Ce qui distingue Dholavira des autres sites de la civilisation de l'Indus est son impressionnant système de gestion de l'eau. En raison des faibles précipitations annuelles et de la propension à la sécheresse dans la région, Dholavira a mis en place un réseau de réservoirs et de citernes, qui comprenait au moins 16 réservoirs de grande taille. Les ruisseaux Manhar et Mandsar, qui entourent le site, ont été canalisés pour alimenter ces réservoirs, permettant ainsi à la ville de stocker et de gérer les eaux de pluie de manière efficace, un aspect essentiel pour la survie dans cette région aride. Des fosses profondes et des réservoirs dans la citadelle et la ville basse ont permis de conserver l'eau pendant les périodes de sécheresse.
Un autre élément fascinant de Dholavira est l'utilisation de la pierre pour la construction, qui va bien au-delà des techniques habituelles en mud-brick observées ailleurs dans la vallée de l'Indus. Le site présente des vestiges de piliers en pierre polie et de bases de piliers, témoignant d'une architecture monumentale et d'une maîtrise technique des matériaux.
L'exploration des pratiques funéraires à Dholavira et dans les autres sites de la région de Kutch a également révélé des informations intéressantes. À Dholavira, des tombes rectangulaires en pierre, sans restes humains, suggèrent des rituels commémoratifs ou des mémoriaux plutôt que des sépultures traditionnelles. Cela pourrait indiquer une conception particulière de la mort et de l'hommage aux défunts, où l'accent était mis sur le souvenir symbolique plutôt que sur l'inhumation des corps.
À Kanmer, un autre site de la région de Kutch, des vestiges d'une grande enceinte fortifiée et d'activités artisanales ont été découverts, incluant des ateliers pour la fabrication de perles de faïence. La présence d'objets en terre cuite avec des impressions d'animaux mythiques, comme la licorne, renforce l'idée que la culture matérielle de la civilisation de l'Indus était riche et variée.

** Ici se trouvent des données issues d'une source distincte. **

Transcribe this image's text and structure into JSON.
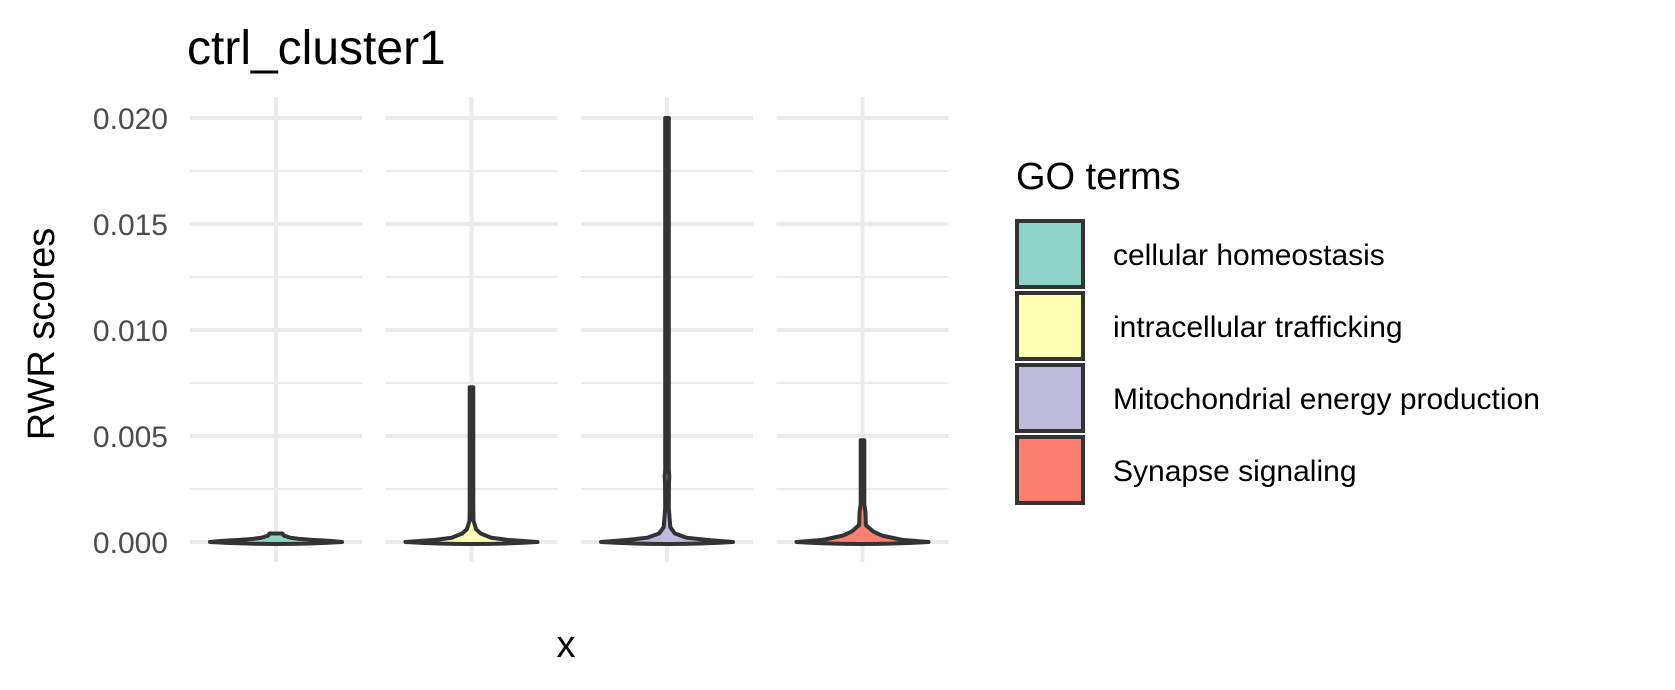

Les découvertes archéologiques à ces sites, notamment à Allahdino, un petit village situé à 40 km de Karachi, confirment la diversité des pratiques architecturales et des modes de vie. Les maisons en briques crues, souvent reposant sur des fondations en pierre, révèlent une organisation sociale et économique bien développée. La présence de puits, bien que de petite taille, suggère des stratégies de gestion de l'eau adaptées aux conditions locales.
Il est important de noter que les découvertes à Lothal, Dholavira et d'autres sites ne se limitent pas seulement à l'archéologie matérielle. Elles fournissent des indices cruciaux sur les réseaux commerciaux de la civilisation de l'Indus. Ces sites, en particulier ceux reliés aux routes maritimes, montrent une civilisation interconnectée qui utilisait des voies maritimes pour échanger des biens, de la technologie et des idées. La présence de sceaux en terre cuite avec des impressions, notamment des symboles harappéens, témoigne de l'échange d'informations et de l'organisation économique des communautés.
En explorant ces sites, il devient clair que la civilisation de l'Indus, loin d'être une société isolée, était une société dynamique avec des infrastructures complexes, une gestion avancée des ressources et une organisation urbaine étonnamment sophistiquée.